About the initiative
Launched in March 2017, BigData@Heart is a five-year project of the Innovative Medicines Initiative (IMI), an EU public-private consortium consisting of patient networks, learned societies, SMEs, pharmaceutical companies and academia.
The ESC, in partnership with a number of European academic research groups and pharmaceutical companies, have joined forces to develop a big data-driven translational research platform. BigData@Heart has access to most of the relevant large-scale European databases, ranging from EHR and disease registries to well-phenotyped clinical trials and large epidemiological cohorts enriched with –omics data, including data on more than five million patients with acute coronary syndromes, atrial fibrillation, and heart failure and about 20 million controls without the diseases. By accessing and harmonising European-wide data sets, the ambition is to design algorithms that predict the evolution of disease, based on medical history, hospital records, and country-specific statistics.
Using all available data across data modalities, combined with machine learning or Bayesian network models, is expected to further refine outcome prediction. In addition, BigData@Heart will explore and set standards for the use of large and heterogeneously distributed data sets. Investigations include data mapping using common standards, federated data analysis obviating the need for central databases, and the legal and ethical aspects of using consented and unconsented data, in view of the EU general data protection regulation but also across countries with varying privacy rules.
Mapping real-world data sources
The data sweep provides an overview of existing real-world data as a foundation for the identification of potential data sources to conduct observational research studies. The aim of the data sweep is to foster collaboration between researchers, increase access and use of real-world data to strengthen the evidence available, and eventually improve outcomes for patients with heart failure, acute coronary syndrome and atrial fibrillation.
Explaining the approach to collecting data
The BigData@Heart consortium conducted a systematic review of publications with global real-world data (RWD) pertaining to heart failure (HF), acute coronary syndrome (ACS) and atrial fibrillation (AF), generating a list of unique data sources.
Metadata were extracted based on the source type (e.g., electronic health records, genomics, clinical data), study design, population size, clinical characteristics, follow-up duration, outcomes and assessment of data available for future studies and linkage. A total of 11,889 publications were retrieved for HF, 10,729 for ACS and 6,262 for AF.

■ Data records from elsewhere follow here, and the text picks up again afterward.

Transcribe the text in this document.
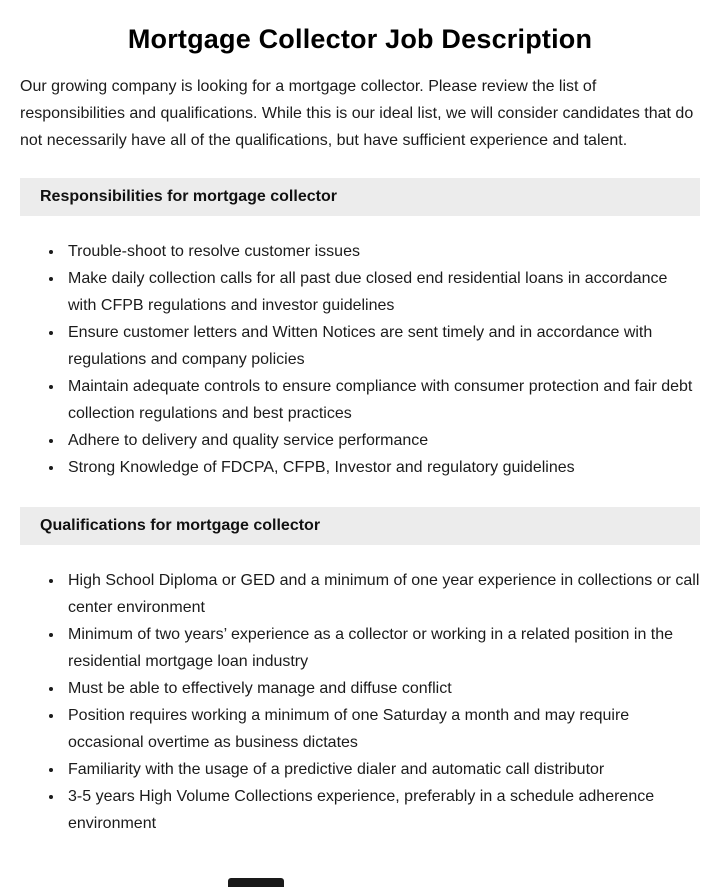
Mortgage Collector Job Description

Our growing company is looking for a mortgage collector. Please review the list of responsibilities and qualifications. While this is our ideal list, we will consider candidates that do not necessarily have all of the qualifications, but have sufficient experience and talent.

Responsibilities for mortgage collector
• Trouble-shoot to resolve customer issues
• Make daily collection calls for all past due closed end residential loans in accordance with CFPB regulations and investor guidelines
• Ensure customer letters and Witten Notices are sent timely and in accordance with regulations and company policies
• Maintain adequate controls to ensure compliance with consumer protection and fair debt collection regulations and best practices
• Adhere to delivery and quality service performance
• Strong Knowledge of FDCPA, CFPB, Investor and regulatory guidelines
Qualifications for mortgage collector
• High School Diploma or GED and a minimum of one year experience in collections or call center environment
• Minimum of two years’ experience as a collector or working in a related position in the residential mortgage loan industry
• Must be able to effectively manage and diffuse conflict
• Position requires working a minimum of one Saturday a month and may require occasional overtime as business dictates
• Familiarity with the usage of a predictive dialer and automatic call distributor
• 3-5 years High Volume Collections experience, preferably in a schedule adherence environment
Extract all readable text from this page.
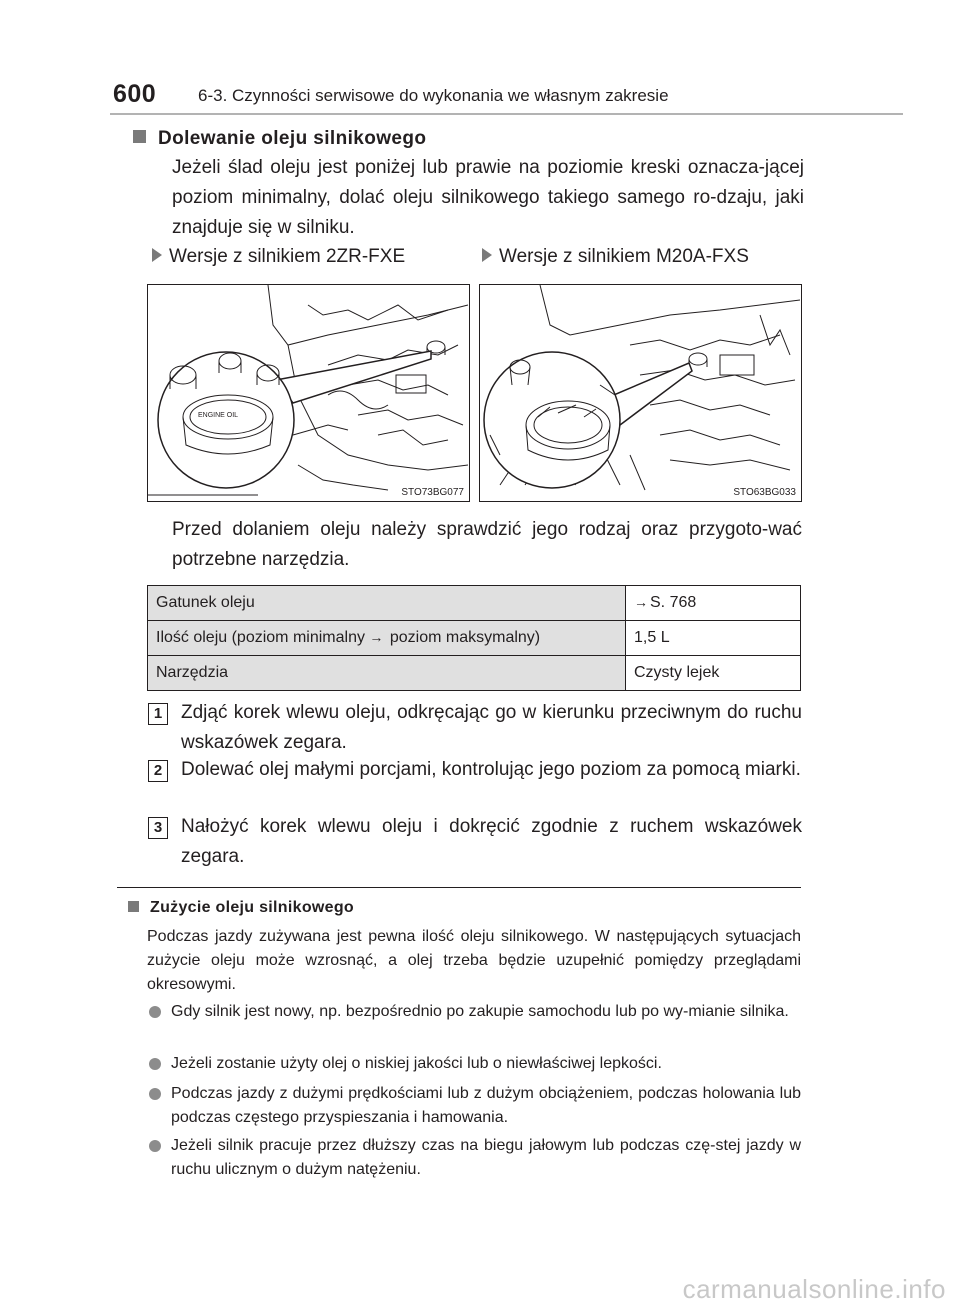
600 6-3. Czynności serwisowe do wykonania we własnym zakresie
Dolewanie oleju silnikowego
Jeżeli ślad oleju jest poniżej lub prawie na poziomie kreski oznacza-jącej poziom minimalny, dolać oleju silnikowego takiego samego ro-dzaju, jaki znajduje się w silniku.
Wersje z silnikiem 2ZR-FXE	Wersje z silnikiem M20A-FXS
ENGINE OIL
STO73BG077	STO63BG033
Przed dolaniem oleju należy sprawdzić jego rodzaj oraz przygoto-wać potrzebne narzędzia.
Gatunek oleju	→ S. 768
Ilość oleju (poziom minimalny → poziom maksymalny)	1,5 L
Narzędzia	Czysty lejek
1 Zdjąć korek wlewu oleju, odkręcając go w kierunku przeciwnym do ruchu wskazówek zegara.
2 Dolewać olej małymi porcjami, kontrolując jego poziom za pomocą miarki.
3 Nałożyć korek wlewu oleju i dokręcić zgodnie z ruchem wskazówek zegara.
Zużycie oleju silnikowego
Podczas jazdy zużywana jest pewna ilość oleju silnikowego. W następujących sytuacjach zużycie oleju może wzrosnąć, a olej trzeba będzie uzupełnić pomiędzy przeglądami okresowymi.
Gdy silnik jest nowy, np. bezpośrednio po zakupie samochodu lub po wy-mianie silnika.
Jeżeli zostanie użyty olej o niskiej jakości lub o niewłaściwej lepkości.
Podczas jazdy z dużymi prędkościami lub z dużym obciążeniem, podczas holowania lub podczas częstego przyspieszania i hamowania.
Jeżeli silnik pracuje przez dłuższy czas na biegu jałowym lub podczas czę-stej jazdy w ruchu ulicznym o dużym natężeniu.
carmanualsonline.info
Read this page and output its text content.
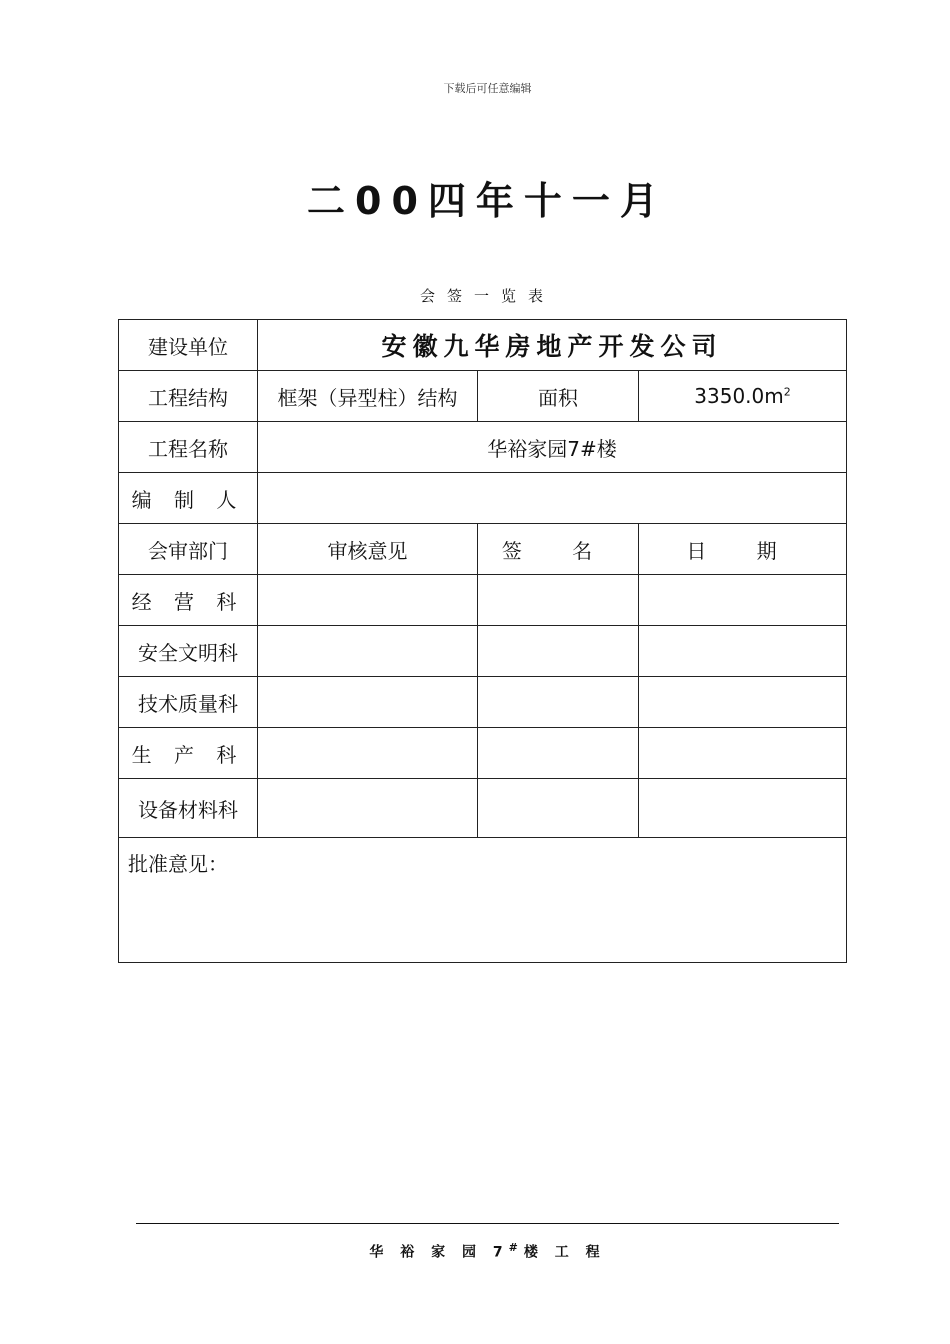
下载后可任意编辑
二00四年十一月
会签一览表
建设单位	安徽九华房地产开发公司		
工程结构	框架（异型柱）结构	面积	$3350.0m^2$
工程名称	华裕家园7#楼		
编 制 人			
会审部门	审核意见	签 名	日 期
经 营 科			
安全文明科			
技术质量科			
生 产 科			
设备材料科			
批准意见：			
华 裕 家 园 7#楼 工 程
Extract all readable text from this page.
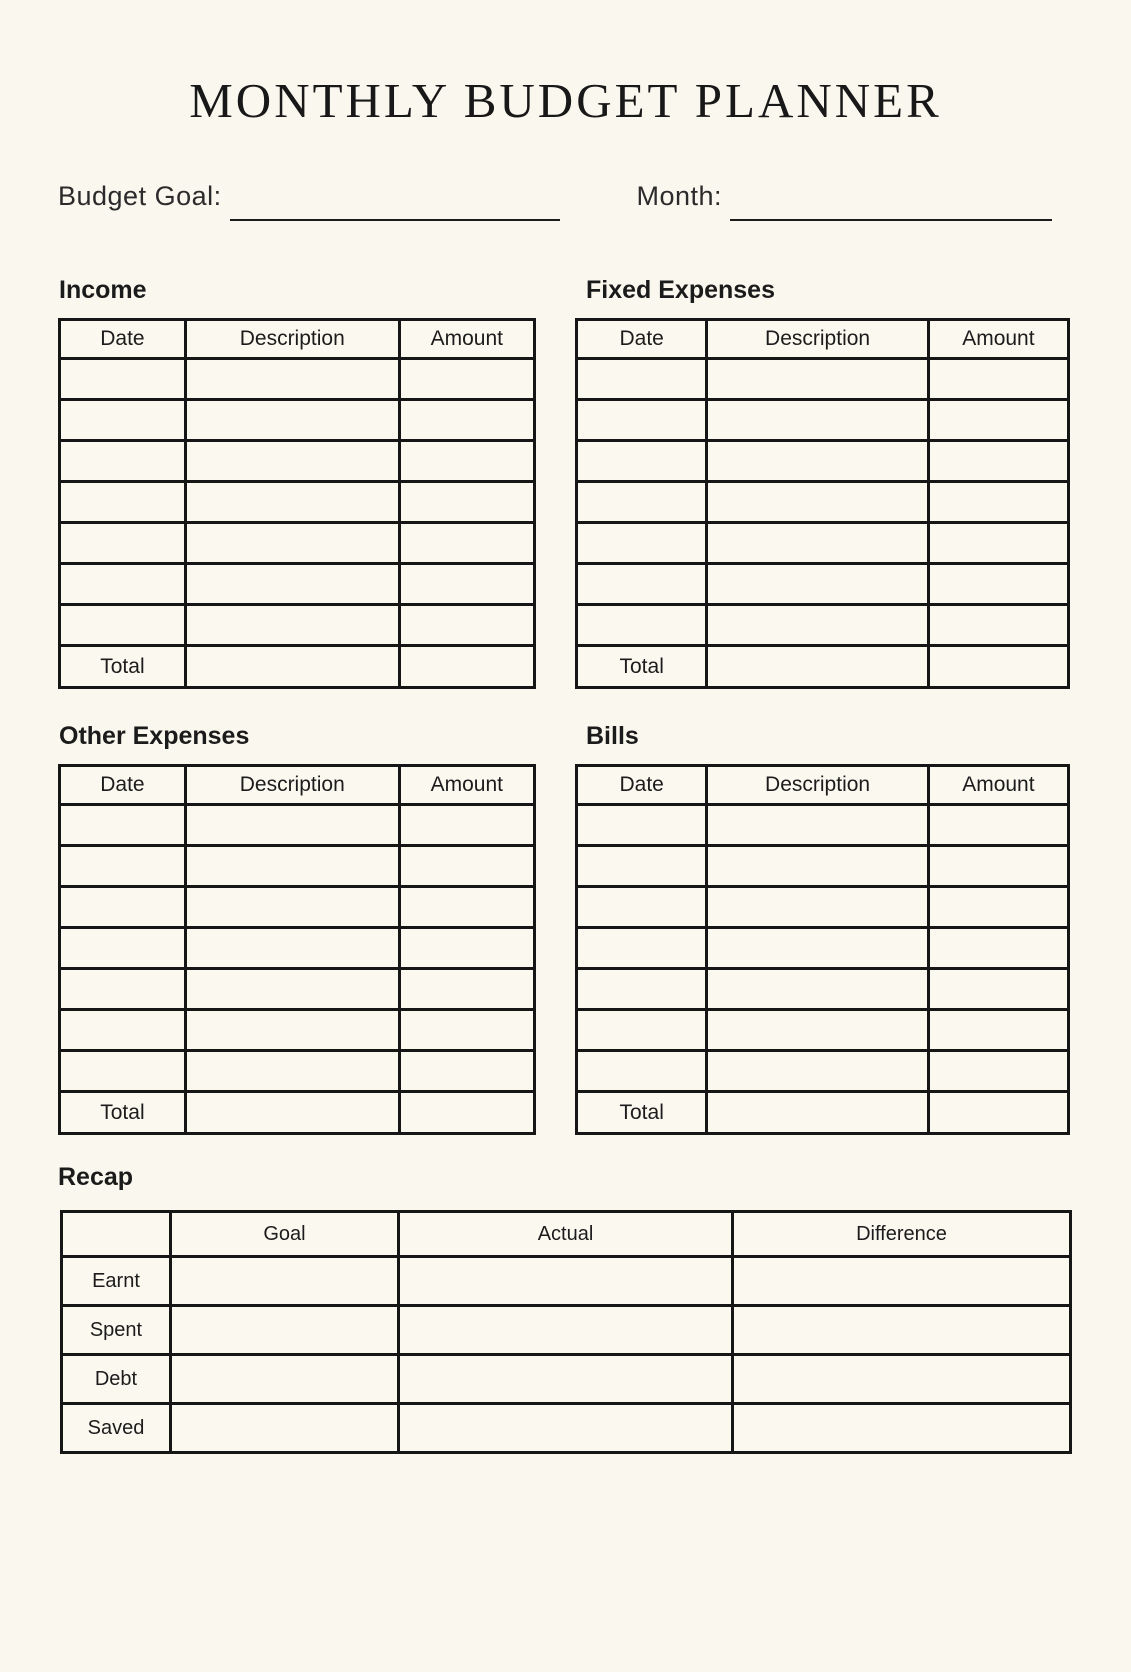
MONTHLY BUDGET PLANNER
Budget Goal:	Month:
Income
Date	Description	Amount

Total		
Fixed Expenses
Date	Description	Amount

Total		
Other Expenses
Date	Description	Amount

Total		
Bills
Date	Description	Amount

Total		
Recap
	Goal	Actual	Difference
Earnt			
Spent			
Debt			
Saved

A detailed review was conducted of 322 (HF), 287 (ACS) and 220 (AF) data sources. The majority of data sources had near-complete data on demographic variables and considerable data on comorbidities. The least reported data categories were drug codes and caregiver involvement. Only a minority of data sources provided information on access to data for other researchers or whether data could be linked to other data sources to maximize clinical impact.
Results of the review
This review has created a comprehensive resource of cardiovascular data sources, providing new avenues to improve future real-world research and paving the way for better patient outcomes.
The list and metadata for RWD sources are publicly available in the Medical Information Framework catalogue¹ after registration. Please select the BigData@Heart Literature Review.
The results are being made available to the scientific and medical communities as a resource on available RWD for AF, ACS, and HF. The information on the data sweeps is intended to be updated by the data holders or an update to the data sweep moving forward in the future.